In realtà, il discorso è solitamente più complicato, perché l’ammontare dei prestiti erogati potrebbe superare, e anche di molto, i depositi dei clienti. Risulta essere il fenomeno noto della riserva bancaria, in grado di moltiplicare la moneta offerta in un sistema economico. Tale scollamento tra raccolta e prestiti è possibile, in quanto non tutti i clienti in un dato tempo ritirano la totalità dei risparmi, ma solo una quota. Visto che statisticamente è possibile ricavare l’ammontare dei ritiri rispetto al totale depositato, la banca si riserva di accantonare la liquidità minima necessaria per le operazioni quotidiane e che rappresenta per essa un costo opportunità, investendo il resto a scopo di profitto.

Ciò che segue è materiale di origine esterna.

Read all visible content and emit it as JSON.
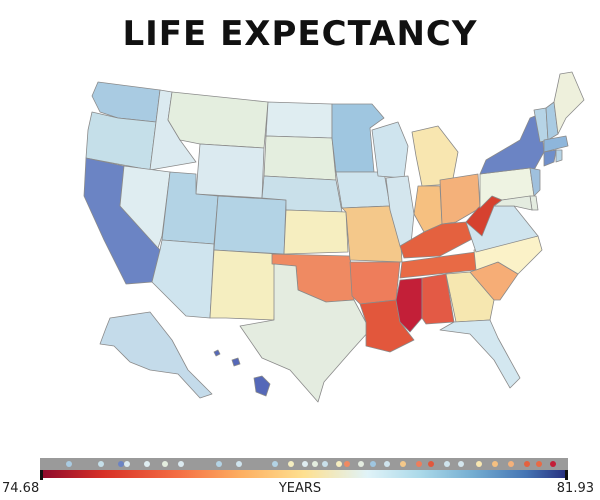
{
  "title": "LIFE EXPECTANCY",
  "legend": {
    "min_label": "74.68",
    "max_label": "81.93",
    "unit_label": "YEARS",
    "min": 74.68,
    "max": 81.93,
    "colors": [
      "#8c0a2c",
      "#d73027",
      "#f46d43",
      "#fdae61",
      "#fee090",
      "#e0f3f8",
      "#abd9e9",
      "#74add1",
      "#4575b4",
      "#262d7d"
    ]
  },
  "states": [
    {
      "name": "Washington",
      "color": "#a9cbe2"
    },
    {
      "name": "Oregon",
      "color": "#c5dfe9"
    },
    {
      "name": "California",
      "color": "#6b84c4"
    },
    {
      "name": "Idaho",
      "color": "#dbeaf0"
    },
    {
      "name": "Nevada",
      "color": "#dfedf1"
    },
    {
      "name": "Montana",
      "color": "#e4eedf"
    },
    {
      "name": "Wyoming",
      "color": "#dbeaf0"
    },
    {
      "name": "Utah",
      "color": "#b3d3e5"
    },
    {
      "name": "Arizona",
      "color": "#cfe4ee"
    },
    {
      "name": "Colorado",
      "color": "#b3d3e5"
    },
    {
      "name": "New Mexico",
      "color": "#f5eec0"
    },
    {
      "name": "North Dakota",
      "color": "#dfedf1"
    },
    {
      "name": "South Dakota",
      "color": "#e4eedf"
    },
    {
      "name": "Nebraska",
      "color": "#c9e0ea"
    },
    {
      "name": "Kansas",
      "color": "#f6eec0"
    },
    {
      "name": "Oklahoma",
      "color": "#ef8a62"
    },
    {
      "name": "Texas",
      "color": "#e4ece0"
    },
    {
      "name": "Minnesota",
      "color": "#9fc6e0"
    },
    {
      "name": "Iowa",
      "color": "#cfe4ee"
    },
    {
      "name": "Missouri",
      "color": "#f4c88a"
    },
    {
      "name": "Arkansas",
      "color": "#ee7d5b"
    },
    {
      "name": "Louisiana",
      "color": "#e2573c"
    },
    {
      "name": "Wisconsin",
      "color": "#cfe4ee"
    },
    {
      "name": "Illinois",
      "color": "#d4e6ee"
    },
    {
      "name": "Michigan",
      "color": "#f8e6b0"
    },
    {
      "name": "Indiana",
      "color": "#f6c080"
    },
    {
      "name": "Ohio",
      "color": "#f4b17a"
    },
    {
      "name": "Kentucky",
      "color": "#e4613f"
    },
    {
      "name": "Tennessee",
      "color": "#e86a45"
    },
    {
      "name": "Mississippi",
      "color": "#c31f38"
    },
    {
      "name": "Alabama",
      "color": "#e35a45"
    },
    {
      "name": "Georgia",
      "color": "#f6e7b0"
    },
    {
      "name": "Florida",
      "color": "#d3e7f0"
    },
    {
      "name": "South Carolina",
      "color": "#f6ad76"
    },
    {
      "name": "North Carolina",
      "color": "#fbf2c8"
    },
    {
      "name": "Virginia",
      "color": "#cfe4ee"
    },
    {
      "name": "West Virginia",
      "color": "#d6412f"
    },
    {
      "name": "Pennsylvania",
      "color": "#eef3e2"
    },
    {
      "name": "New York",
      "color": "#6b84c4"
    },
    {
      "name": "Vermont",
      "color": "#b6d4e6"
    },
    {
      "name": "New Hampshire",
      "color": "#a9cbe2"
    },
    {
      "name": "Maine",
      "color": "#eef0dc"
    },
    {
      "name": "Massachusetts",
      "color": "#8eb6db"
    },
    {
      "name": "Connecticut",
      "color": "#6f8fca"
    },
    {
      "name": "Rhode Island",
      "color": "#b6d4e6"
    },
    {
      "name": "New Jersey",
      "color": "#9fc0dd"
    },
    {
      "name": "Delaware",
      "color": "#e4ece0"
    },
    {
      "name": "Maryland",
      "color": "#e4ece0"
    },
    {
      "name": "Alaska",
      "color": "#c4dbea"
    },
    {
      "name": "Hawaii",
      "color": "#5568b8"
    }
  ]
}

Non è sempre detto che il margine di interesse di una banca sia positivo e non perché l’istituto presti denaro a un interesse medio inferiore a quello a cui lo ha preso a sua volta a prestito dai clienti, ma per diversi fenomeni. Uno di questi è l’aumento delle sofferenze nelle fasi economiche avverse. Si pensi alle banche italiane dopo il 2007, che hanno visto quintuplicare mediamente il rapporto tra i prestiti andati male, formalmente crediti deteriorati o Non performing loan, e quelli complessivamente erogati. Molti di questi crediti in sofferenza non tornano più indietro, o almeno non per intero, per esempio, per il fallimento dell’impresa debitrice o perché il cliente che aveva acceso un mutuo ha perso il lavoro e non riesce più a pagare le rate. La svalutazione dei crediti andati perduti riduce, per la formula sopra indicata, il margine di interesse.

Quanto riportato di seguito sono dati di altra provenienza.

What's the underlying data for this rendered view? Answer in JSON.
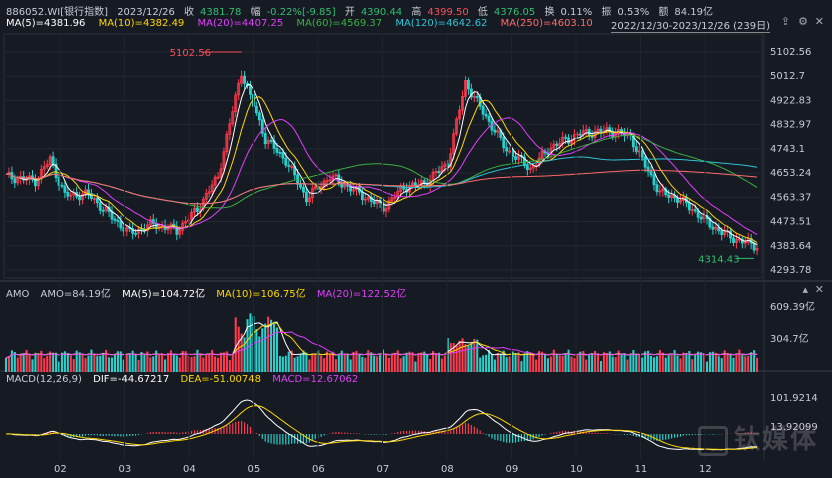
{
  "header": {
    "code": "886052.WI[银行指数]",
    "date": "2023/12/26",
    "close_label": "收",
    "close": "4381.78",
    "chg_label": "幅",
    "chg": "-0.22%[-9.85]",
    "open_label": "开",
    "open": "4390.44",
    "high_label": "高",
    "high": "4399.50",
    "low_label": "低",
    "low": "4376.05",
    "turnover_label": "换",
    "turnover": "0.11%",
    "amp_label": "振",
    "amp": "0.53%",
    "amt_label": "额",
    "amt": "84.19亿"
  },
  "ma": [
    {
      "label": "MA(5)=4381.96",
      "color": "#ffffff"
    },
    {
      "label": "MA(10)=4382.49",
      "color": "#ffd800"
    },
    {
      "label": "MA(20)=4407.25",
      "color": "#e040fb"
    },
    {
      "label": "MA(60)=4569.37",
      "color": "#3cb043"
    },
    {
      "label": "MA(120)=4642.62",
      "color": "#2ec4d6"
    },
    {
      "label": "MA(250)=4603.10",
      "color": "#ff6b6b"
    }
  ],
  "range": "2022/12/30-2023/12/26 (239日)",
  "icons": {
    "export": "export-icon",
    "settings": "settings-icon",
    "close": "close-icon"
  },
  "amo": {
    "title": "AMO",
    "amo": "AMO=84.19亿",
    "ma5": "MA(5)=104.72亿",
    "ma10": "MA(10)=106.75亿",
    "ma20": "MA(20)=122.52亿"
  },
  "macd": {
    "title": "MACD(12,26,9)",
    "dif": "DIF=-44.67217",
    "dea": "DEA=-51.00748",
    "macd": "MACD=12.67062"
  },
  "watermark": "钛媒体",
  "chart_data": {
    "type": "candlestick",
    "price_ticks": [
      "5102.56",
      "5012.7",
      "4922.83",
      "4832.97",
      "4743.1",
      "4653.24",
      "4563.37",
      "4473.51",
      "4383.64",
      "4293.78"
    ],
    "annotations": {
      "max": "5102.56",
      "min": "4314.43"
    },
    "amo_ticks": [
      "609.39亿",
      "304.7亿"
    ],
    "macd_ticks": [
      "101.9214",
      "13.92099"
    ],
    "x_ticks": [
      "02",
      "03",
      "04",
      "05",
      "06",
      "07",
      "08",
      "09",
      "10",
      "11",
      "12"
    ],
    "price_anchors": [
      [
        0,
        4640
      ],
      [
        10,
        4625
      ],
      [
        15,
        4705
      ],
      [
        20,
        4570
      ],
      [
        28,
        4575
      ],
      [
        35,
        4500
      ],
      [
        42,
        4430
      ],
      [
        50,
        4465
      ],
      [
        58,
        4440
      ],
      [
        65,
        4520
      ],
      [
        72,
        4640
      ],
      [
        80,
        5030
      ],
      [
        88,
        4780
      ],
      [
        95,
        4700
      ],
      [
        102,
        4560
      ],
      [
        110,
        4640
      ],
      [
        118,
        4590
      ],
      [
        128,
        4525
      ],
      [
        135,
        4600
      ],
      [
        142,
        4615
      ],
      [
        150,
        4690
      ],
      [
        156,
        4990
      ],
      [
        162,
        4880
      ],
      [
        170,
        4740
      ],
      [
        178,
        4670
      ],
      [
        185,
        4750
      ],
      [
        195,
        4800
      ],
      [
        205,
        4810
      ],
      [
        212,
        4790
      ],
      [
        216,
        4700
      ],
      [
        222,
        4580
      ],
      [
        228,
        4560
      ],
      [
        233,
        4520
      ],
      [
        238,
        4470
      ],
      [
        245,
        4420
      ],
      [
        250,
        4400
      ],
      [
        255,
        4382
      ]
    ],
    "colors": {
      "up": "#ff3b4d",
      "down": "#29d0cc"
    }
  }
}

Un’altra causa di un margine di interesse basso o persino negativo potrebbe essere connessa a uno stato di crisi dell’economia, come il caso appena esposto, ma alimentata dai bassi tassi imperanti sul mercato. Sta accadendo negli ultimi anni, infatti, che le banche centrali abbiano azzerato i tassi per stimolare l’economia, dopo lo scoppio della devastante crisi finanziaria nel 2008. Ora, quando i tassi sono molto bassi, le banche vanno incontro a un’asimmetria sui mercati a loro sfavore, perché da un lato sono costrette a prestare denaro a interessi bassi, dall’altro non possono spingersi fino al punto di tagliare i tassi offerti ai clienti a zero o, addirittura, anche sotto. Questo, perché verosimilmente perderebbero risparmi depositati, visto che verrebbe meno la convenienza di portarli in banca. Dunque, mentre i tassi passivi presentano un floor, ovvero un limite minimo invalicabile, non così è per i tassi attivi, che potrebbero anche azzerarsi.

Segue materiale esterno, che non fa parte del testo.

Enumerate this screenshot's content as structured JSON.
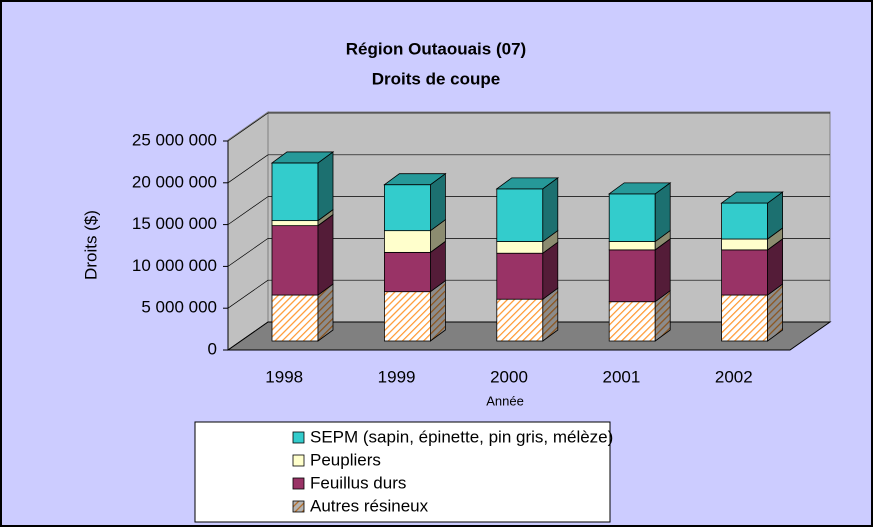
{
  "chart_data": {
    "type": "bar3d_stacked",
    "title": [
      "Région Outaouais (07)",
      "Droits de coupe"
    ],
    "x_label": "Année",
    "y_label": "Droits ($)",
    "categories": [
      "1998",
      "1999",
      "2000",
      "2001",
      "2002"
    ],
    "series": [
      {
        "name": "Autres résineux",
        "color": "#ff9933",
        "hatch": true,
        "values": [
          5500000,
          5900000,
          5000000,
          4700000,
          5500000
        ]
      },
      {
        "name": "Feuillus durs",
        "color": "#993366",
        "values": [
          8300000,
          4700000,
          5500000,
          6200000,
          5400000
        ]
      },
      {
        "name": "Peupliers",
        "color": "#ffffcc",
        "values": [
          600000,
          2600000,
          1400000,
          1000000,
          1300000
        ]
      },
      {
        "name": "SEPM (sapin, épinette, pin gris, mélèze)",
        "color": "#33cccc",
        "values": [
          6900000,
          5500000,
          6300000,
          5700000,
          4300000
        ]
      }
    ],
    "ylim": [
      0,
      25000000
    ],
    "yticks": [
      {
        "value": 0,
        "label": "0"
      },
      {
        "value": 5000000,
        "label": "5 000 000"
      },
      {
        "value": 10000000,
        "label": "10 000 000"
      },
      {
        "value": 15000000,
        "label": "15 000 000"
      },
      {
        "value": 20000000,
        "label": "20 000 000"
      },
      {
        "value": 25000000,
        "label": "25 000 000"
      }
    ],
    "grid": true
  }
}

I bassi margini d’interesse, specie dopo la crisi finanziaria, hanno spinto le banche italiane, così come anche quelle concorrenti all’estero, a puntare maggiormente su altre fonti di reddito, come le commissioni. Il discorso, in verità, risale già alla nascita dell’Eurozona, quando i tassi nominali e reali sul mercato del credito si erano abbassati, incentivando le nostre banche, abituate a un ambiente generalmente di alti tassi, a ricavare un maggiore reddito dall’applicazione delle commissioni su operazioni varie dei clienti, come un semplice bonifico o l’apertura di un conto corrente o il rilascio di una carta di credito.